- The Washington Times - Friday, October 12, 2012

With two disastrous debate performances behind it, the Obama-Biden ticket is in trouble. President Obama’s supporters assumed the win was in the bag. Though Mitt Romney is taking the lead in national polls, Democratic strategists confidently argued Mr. Romney lacked a path to electoral victory because he would have to “run the table” of the swing states in order to win. Mr. Romney is turning out to be more of a pool shark than they expected.

The latest battleground polls show a Romney surge in the critical swing states. The nine most noted swing states are Florida (29 electoral votes), Ohio (18), North Carolina (15), Virginia (13), Wisconsin (10), Colorado (9), Iowa (6), Nevada (6), and New Hampshire (4). Mr. Romney has a base of 191 electoral votes and needs another 79 to win. The four largest states on the list have a combined 75 electoral votes, so if he wins them he would only need to add the smallest of the states, New Hampshire. Securing five of nine will win it.

Suffolk University announced Wednesday that it would no longer spend resources conducting polls in Florida because the Sunshine State has gone Mr. Romney’s way. That leaves Ohio as a must-win state, so both sides are spending millions in ad dollars, primarily along the I-71 corridor between the Buckeye State’s three largest cities. At least mathematically, Mr. Romney could win without Ohio. He could, for example, pick up Colorado and the unexpectedly competitive Wisconsin. Likewise with Virginia, which could be replaced with wins in Colorado and New Hampshire.

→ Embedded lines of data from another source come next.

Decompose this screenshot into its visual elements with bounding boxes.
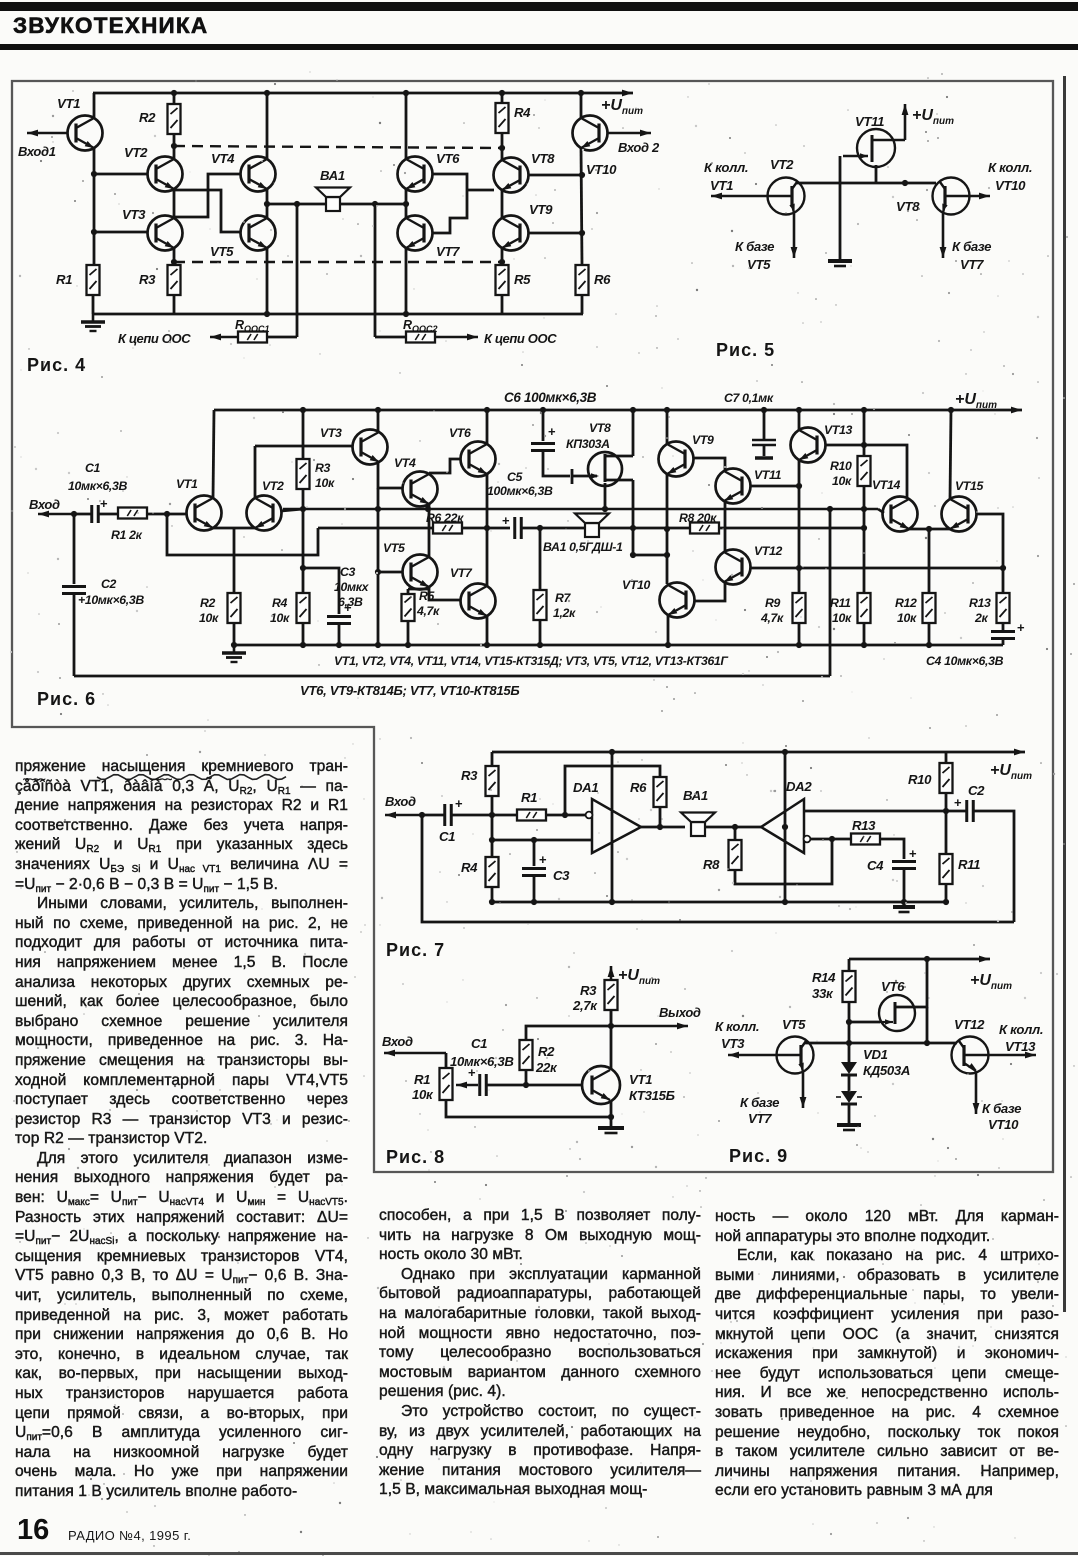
wire R1 to DA1 input bbox=[546, 814, 586, 817]
svg-text:VT6, VT9-КТ814Б; VT7, VT10-К: VT6, VT9-КТ814Б; VT7, VT10-КТ815Б bbox=[300, 683, 519, 698]
node out8 bbox=[608, 1023, 614, 1029]
figure 7: bridge op-amp schematic bbox=[0, 0, 1, 1]
wire R5 to ground rail bbox=[407, 621, 410, 645]
svg-text:+: + bbox=[954, 795, 962, 810]
wire rail to R10 (Fig.7) bbox=[945, 752, 948, 763]
label VT10 bbox=[586, 162, 617, 177]
wire VT9 base to VT10 emitter bbox=[528, 232, 582, 235]
svg-text:R4: R4 bbox=[514, 105, 531, 120]
svg-text:100мк×6,3В: 100мк×6,3В bbox=[487, 484, 553, 498]
label R1 value (Fig.6) bbox=[111, 528, 143, 542]
label VT1 type KT315B bbox=[629, 1088, 675, 1103]
footer journal name bbox=[68, 1528, 191, 1543]
wire bottom return riser bbox=[829, 509, 832, 676]
wire VT5 collector to bias bbox=[428, 509, 431, 557]
wire VT10 emitter to ground rail bbox=[667, 615, 670, 645]
resistor R2 (Fig.6) bbox=[228, 593, 241, 623]
node VT11b-col bbox=[796, 483, 802, 489]
wire VT6 collector to rail bbox=[405, 93, 408, 159]
label C4 value (Fig.6) bbox=[926, 654, 1004, 668]
node R11-gnd bbox=[861, 642, 867, 648]
wire +Upit rail (Fig.4) bbox=[93, 90, 633, 97]
transistor VT10 bbox=[573, 116, 608, 151]
label VT1 (Fig.8) bbox=[629, 1072, 652, 1087]
wire VT2 collector up bbox=[254, 446, 257, 498]
label R13 (Fig.7) bbox=[852, 818, 876, 833]
transistor VT8 bbox=[494, 158, 529, 193]
wire VT2 base bbox=[94, 173, 148, 176]
svg-text:С3: С3 bbox=[340, 565, 356, 579]
wire C5 to speaker bbox=[521, 527, 585, 530]
svg-text:2к: 2к bbox=[974, 611, 988, 625]
node rail-VT13 bbox=[796, 407, 802, 413]
transistor VT7 bbox=[398, 216, 433, 251]
node C4-com bbox=[901, 899, 907, 905]
wire VT8 to bias bbox=[604, 483, 607, 509]
wire C1 to R1 (Fig.7) bbox=[451, 814, 517, 817]
node DA1-com bbox=[609, 899, 615, 905]
wire R13 to C4 (Fig.7) bbox=[880, 839, 904, 859]
node VT13e-VT15b bbox=[796, 565, 802, 571]
resistor R8 (Fig.7) bbox=[734, 827, 737, 840]
label VT7 (Fig.6) bbox=[450, 566, 473, 580]
resistor Roos1 bbox=[238, 332, 267, 343]
transistor VT5 (Fig.9) bbox=[777, 1037, 814, 1074]
wire R1 to bottom rail bbox=[92, 295, 95, 314]
svg-text:R6 22к: R6 22к bbox=[426, 511, 464, 525]
resistor R8 (Fig.6) bbox=[690, 523, 719, 534]
wire VT9 emitter to R5 bbox=[501, 248, 504, 265]
node in7 bbox=[419, 812, 425, 818]
wire lower input line (Fig.7) bbox=[492, 839, 592, 842]
wire VT6 emitter to node B bbox=[405, 189, 408, 204]
wire speaker to DA2 (Fig.7) bbox=[706, 826, 761, 829]
wire R4 to ground rail bbox=[302, 623, 305, 645]
wire R11 to common bbox=[945, 884, 948, 902]
capacitor C3 (Fig.6) bbox=[327, 600, 352, 624]
svg-text:С4: С4 bbox=[867, 858, 884, 873]
label VT3 (Fig.6) bbox=[320, 426, 342, 440]
wire C3 to common bbox=[533, 876, 536, 902]
transistor VT3 (Fig.6) bbox=[353, 430, 388, 465]
node col375-bias bbox=[375, 569, 381, 575]
figure 9: bias chain schematic bbox=[0, 0, 1, 1]
node VT8s-turn bbox=[630, 552, 636, 558]
resistor R1 (Fig.6) bbox=[118, 508, 147, 519]
wire R3 to input line bbox=[491, 796, 494, 815]
svg-text:+Uпит: +Uпит bbox=[601, 97, 643, 117]
wire input arrow (Fig.6) bbox=[38, 511, 74, 518]
wire VT1 emitter column bbox=[93, 148, 96, 265]
svg-text:R13: R13 bbox=[852, 818, 876, 833]
node R3-in bbox=[489, 812, 495, 818]
wire to base VT5 arrow (Fig.5) bbox=[791, 213, 798, 258]
transistor VT6 (Fig.9) bbox=[879, 995, 915, 1031]
wire speaker to R8 bbox=[599, 527, 690, 530]
wire (dashed) bbox=[174, 146, 502, 148]
svg-text:VT2: VT2 bbox=[124, 145, 148, 160]
label R10 value (Fig.6) bbox=[832, 474, 852, 488]
wire C1 to base (Fig.8) bbox=[486, 1084, 582, 1087]
node bias-VT4e bbox=[425, 506, 431, 512]
node out-R7 bbox=[537, 525, 543, 531]
svg-text:R14: R14 bbox=[812, 970, 836, 985]
svg-text:VT10: VT10 bbox=[622, 578, 651, 592]
svg-text:К колл.: К колл. bbox=[988, 160, 1032, 175]
wire emitters to R2 bbox=[233, 528, 236, 593]
label R2 (Fig.6) bbox=[200, 596, 216, 610]
diode VD1 bbox=[841, 1062, 857, 1075]
wire input arrow (Fig.8) bbox=[384, 1050, 446, 1057]
transistor VT9 bbox=[494, 216, 529, 251]
wire DA2 plus input (Fig.7) bbox=[804, 810, 946, 813]
node rail-VT4 bbox=[264, 90, 270, 96]
node R4-gnd bbox=[300, 642, 306, 648]
svg-text:VT3: VT3 bbox=[721, 1036, 745, 1051]
label C2 (Fig.6) bbox=[101, 577, 117, 591]
capacitor C4 (Fig.6) bbox=[991, 620, 1025, 639]
svg-text:R7: R7 bbox=[555, 591, 572, 605]
transistor VT3 bbox=[148, 216, 183, 251]
label R4 bbox=[514, 105, 531, 120]
wire VT1 emitter (Fig.8) bbox=[610, 1101, 613, 1117]
svg-text:К колл.: К колл. bbox=[704, 160, 748, 175]
wire VT7 collector to node B bbox=[405, 204, 408, 218]
node R6-out bbox=[657, 824, 663, 830]
svg-text:10к: 10к bbox=[832, 611, 852, 625]
label C1 (Fig.7) bbox=[439, 829, 455, 844]
label R7 value (Fig.6) bbox=[553, 606, 576, 620]
wire R12 to ground rail bbox=[928, 623, 931, 645]
svg-text:+: + bbox=[455, 796, 463, 811]
label C3 (Fig.6) bbox=[340, 565, 356, 579]
svg-text:VT12: VT12 bbox=[954, 1017, 985, 1032]
transistor VT2 bbox=[148, 157, 183, 192]
wire bias to R4 bbox=[302, 509, 305, 593]
ground (Fig.9) bbox=[837, 1125, 861, 1130]
wire VT6 gate (Fig.9) bbox=[849, 1021, 880, 1024]
transistor VT8 KP303A (Fig.6) bbox=[588, 452, 622, 486]
capacitor C1 (Fig.8) bbox=[468, 1065, 486, 1096]
label R2 value (Fig.8) bbox=[535, 1060, 558, 1075]
node R7-gnd bbox=[537, 642, 543, 648]
wire DA2 inv input to R13 bbox=[810, 838, 851, 841]
label VT6 (Fig.9) bbox=[881, 979, 905, 994]
label VT2 (Fig.5) bbox=[770, 157, 794, 172]
label VT13 ref (Fig.9) bbox=[1005, 1039, 1036, 1054]
svg-text:VT3: VT3 bbox=[122, 207, 146, 222]
label R14 value bbox=[812, 986, 834, 1001]
ground (Fig.5) bbox=[828, 261, 852, 266]
label C1 value (Fig.8) bbox=[450, 1054, 514, 1069]
wire R10 to plus input bbox=[945, 793, 948, 811]
node VT10e-VT8b bbox=[579, 172, 585, 178]
label VT5 (Fig.9) bbox=[782, 1017, 806, 1032]
wire node B2 column to Roos2 bbox=[375, 336, 406, 339]
node R12-gnd bbox=[926, 642, 932, 648]
node rail-mid Fig5 bbox=[902, 180, 908, 186]
svg-text:R3: R3 bbox=[580, 983, 597, 998]
caption Ris. 9 bbox=[729, 1146, 788, 1166]
wire VT8 emitter link bbox=[467, 189, 494, 192]
svg-text:10мк×6,3В: 10мк×6,3В bbox=[68, 479, 127, 493]
label R14 bbox=[812, 970, 836, 985]
label Vyhod (output) bbox=[659, 1005, 701, 1020]
svg-text:RООС1: RООС1 bbox=[235, 318, 270, 334]
wire rail to R2 bbox=[173, 93, 176, 104]
diode VD1 second element bbox=[836, 1091, 862, 1104]
svg-text:R2: R2 bbox=[538, 1044, 555, 1059]
svg-text:VT5: VT5 bbox=[383, 541, 405, 555]
label VT2 (Fig.6) bbox=[262, 479, 284, 493]
wire C6 to VT8 gate bbox=[543, 450, 599, 484]
label R13 value (Fig.6) bbox=[974, 611, 988, 625]
svg-text:VT9: VT9 bbox=[692, 433, 714, 447]
label R8 (Fig.7) bbox=[703, 857, 720, 872]
wire VT6 emitter to output node bbox=[486, 474, 489, 528]
wire input arrow (Fig.7) bbox=[385, 812, 422, 819]
svg-text:VT4: VT4 bbox=[394, 456, 416, 470]
svg-text:С7 0,1мк: С7 0,1мк bbox=[724, 391, 774, 405]
label C5 (Fig.6) bbox=[507, 470, 523, 484]
label VT10 ref (Fig.5) bbox=[995, 178, 1026, 193]
node rail-R3 bbox=[300, 407, 306, 413]
label VT1 bbox=[57, 96, 80, 111]
svg-text:ВА1: ВА1 bbox=[320, 168, 345, 183]
svg-text:К базе: К базе bbox=[982, 1101, 1021, 1116]
label K koll. left (Fig.9) bbox=[715, 1019, 759, 1034]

North Carolina was supposed to have been the Obama campaign’s secret weapon. The state went for the Democrats in 2008 by a thin margin, and Mr. Romney would be hard pressed to make up the Tar Heel State’s 15 electoral votes if it reappeared in the Obama column. This is why Democrats selected the state to host their national convention. A series of Democratic scandals in the state and a general drift toward the GOP soured that strategy. North Carolina is generally considered Romney country now.

Pennsylvania is in play, with Mr. Obama’s lead in the polls shrinking to 2 points. Mr. Romney can win the White House without Pennsylvania’s 20 electoral votes, but Mr. Obama cannot. If the Keystone State goes red it will be an early night for concession speeches.

As the race tightens, smaller states take on more importance. New Hampshire’s four electoral votes have become one of the hottest prizes in the campaign, with both parties tripling their spending there over the last two weeks. The wild card could be the few electoral votes in Maine and Nebraska that are parceled out by congressional district rather than the more common winner-take-all method.

This inside baseball may not matter. The University of Colorado model, which has correctly predicted the winner of every presidential election since 1980, has Mr. Romney taking all nine swing states plus New Mexico, Pennsylvania and Maine. If this plays out, Republicans will more than run the table. It’s starting to look like Mr. Obama is behind the eight ball.